Psychotropic Medications in Pregnancy and Lactation A Risk-Benefit Review

Author Name: Dr. Sushmita Sil1, Rukmani Gharpinde2

Volume: 03/01

Country: India

DOI NO.: 08.2020-25662434 DOI Link: https://doi-ds.org/doilink/06.2025-16274424/GIJNR

Affiliation:

1. Principal, Hind School and College of Nursing, Barabanki, Uttar Pradesh, India
2. Associate Professor, Mitali Institute of Nursing, Balaghat, Madhya Pradesh, India

ABSTRACT

The use of psychotropic medications during pregnancy and lactation presents a complex clinical challenge, requiring a careful balance between maternal mental health and fetal or neonatal safety. Mental health disorders such as depression, anxiety, bipolar disorder, and schizophrenia are prevalent among women of childbearing age, and untreated illness can lead to adverse outcomes for both mother and child. However, concerns about teratogenicity, neonatal adaptation syndrome, and long-term neurodevelopmental effects often lead to hesitation in prescribing or continuing psychotropic medications during these critical periods. This review explores the classification of psychotropic drugs, their pharmacokinetics, associated risks, and the consequences of untreated maternal mental illness. It also evaluates the safety and efficacy of various medication classes, the implications of drug transfer through breast milk, and the importance of individualized clinical decision-making.
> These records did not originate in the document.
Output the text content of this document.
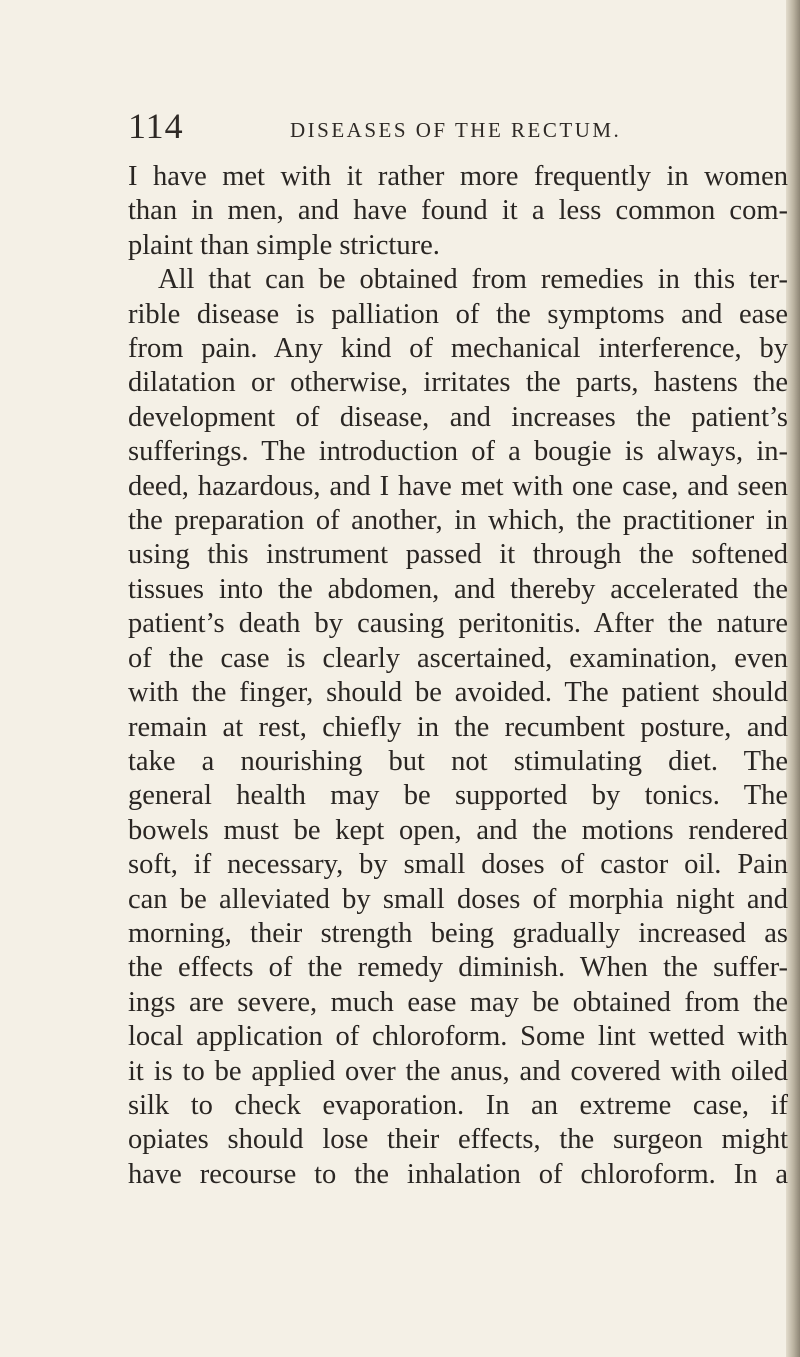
114	DISEASES OF THE RECTUM.
I have met with it rather more frequently in women
than in men, and have found it a less common com-
plaint than simple stricture.
All that can be obtained from remedies in this ter-
rible disease is palliation of the symptoms and ease
from pain. Any kind of mechanical interference, by
dilatation or otherwise, irritates the parts, hastens the
development of disease, and increases the patient’s
sufferings. The introduction of a bougie is always, in-
deed, hazardous, and I have met with one case, and seen
the preparation of another, in which, the practitioner in
using this instrument passed it through the softened
tissues into the abdomen, and thereby accelerated the
patient’s death by causing peritonitis. After the nature
of the case is clearly ascertained, examination, even
with the finger, should be avoided. The patient should
remain at rest, chiefly in the recumbent posture, and
take a nourishing but not stimulating diet. The
general health may be supported by tonics. The
bowels must be kept open, and the motions rendered
soft, if necessary, by small doses of castor oil. Pain
can be alleviated by small doses of morphia night and
morning, their strength being gradually increased as
the effects of the remedy diminish. When the suffer-
ings are severe, much ease may be obtained from the
local application of chloroform. Some lint wetted with
it is to be applied over the anus, and covered with oiled
silk to check evaporation. In an extreme case, if
opiates should lose their effects, the surgeon might
have recourse to the inhalation of chloroform. In a
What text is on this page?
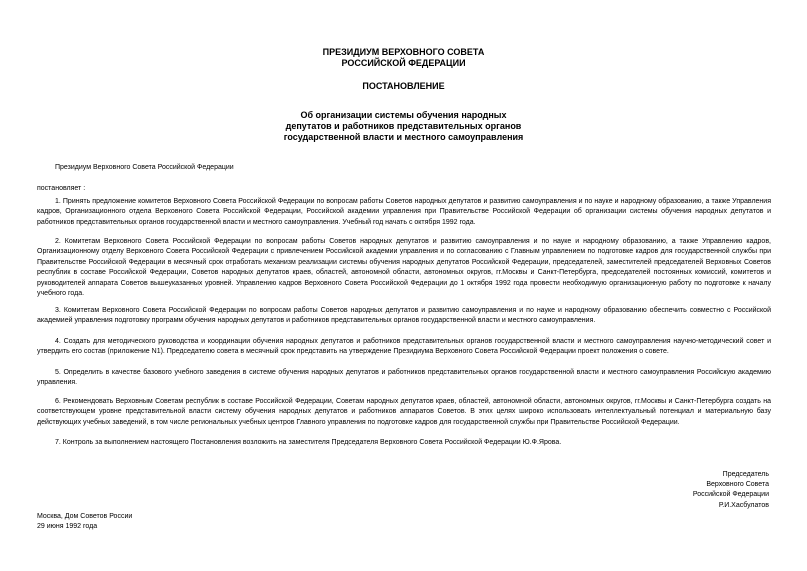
ПРЕЗИДИУМ ВЕРХОВНОГО СОВЕТА
РОССИЙСКОЙ ФЕДЕРАЦИИ
ПОСТАНОВЛЕНИЕ
Об организации системы обучения народных
депутатов и работников представительных органов
государственной власти и местного самоуправления
Президиум Верховного Совета Российской Федерации
постановляет :

1. Принять предложение комитетов Верховного Совета Российской Федерации по вопросам работы Советов народных депутатов и развитию самоуправления и по науке и народному образованию, а также Управления кадров, Организационного отдела Верховного Совета Российской Федерации, Российской академии управления при Правительстве Российской Федерации об организации системы обучения народных депутатов и работников представительных органов государственной власти и местного самоуправления. Учебный год начать с октября 1992 года.

2. Комитетам Верховного Совета Российской Федерации по вопросам работы Советов народных депутатов и развитию самоуправления и по науке и народному образованию, а также Управлению кадров, Организационному отделу Верховного Совета Российской Федерации с привлечением Российской академии управления и по согласованию с Главным управлением по подготовке кадров для государственной службы при Правительстве Российской Федерации в месячный срок отработать механизм реализации системы обучения народных депутатов Российской Федерации, председателей, заместителей председателей Верховных Советов республик в составе Российской Федерации, Советов народных депутатов краев, областей, автономной области, автономных округов, гг.Москвы и Санкт-Петербурга, председателей постоянных комиссий, комитетов и руководителей аппарата Советов вышеуказанных уровней. Управлению кадров Верховного Совета Российской Федерации до 1 октября 1992 года провести необходимую организационную работу по подготовке к началу учебного года.

3. Комитетам Верховного Совета Российской Федерации по вопросам работы Советов народных депутатов и развитию самоуправления и по науке и народному образованию обеспечить совместно с Российской академией управления подготовку программ обучения народных депутатов и работников представительных органов государственной власти и местного самоуправления.

4. Создать для методического руководства и координации обучения народных депутатов и работников представительных органов государственной власти и местного самоуправления научно-методический совет и утвердить его состав (приложение N1). Председателю совета в месячный срок представить на утверждение Президиума Верховного Совета Российской Федерации проект положения о совете.

5. Определить в качестве базового учебного заведения в системе обучения народных депутатов и работников представительных органов государственной власти и местного самоуправления Российскую академию управления.

6. Рекомендовать Верховным Советам республик в составе Российской Федерации, Советам народных депутатов краев, областей, автономной области, автономных округов, гг.Москвы и Санкт-Петербурга создать на соответствующем уровне представительной власти систему обучения народных депутатов и работников аппаратов Советов. В этих целях широко использовать интеллектуальный потенциал и материальную базу действующих учебных заведений, в том числе региональных учебных центров Главного управления по подготовке кадров для государственной службы при Правительстве Российской Федерации.

7. Контроль за выполнением настоящего Постановления возложить на заместителя Председателя Верховного Совета Российской Федерации Ю.Ф.Ярова.

Председатель
Верховного Совета
Российской Федерации
Р.И.Хасбулатов
Москва, Дом Советов России
29 июня 1992 года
The role of nurses in patient education, monitoring, and advocacy is emphasized, along with cultural and ethical considerations that influence treatment adherence. Despite growing evidence, significant gaps remain in research, particularly regarding long-term infant outcomes and the safety of newer medications. This review underscores the need for interdisciplinary collaboration and evidence-based guidelines to optimize maternal and infant health while minimizing potential risks.

Key words: Psychotropic Medication, Pregnancy and Lactation, Risk-Benefit Analysis, Maternal Mental Health, Fetal and Neonatal Outcomes.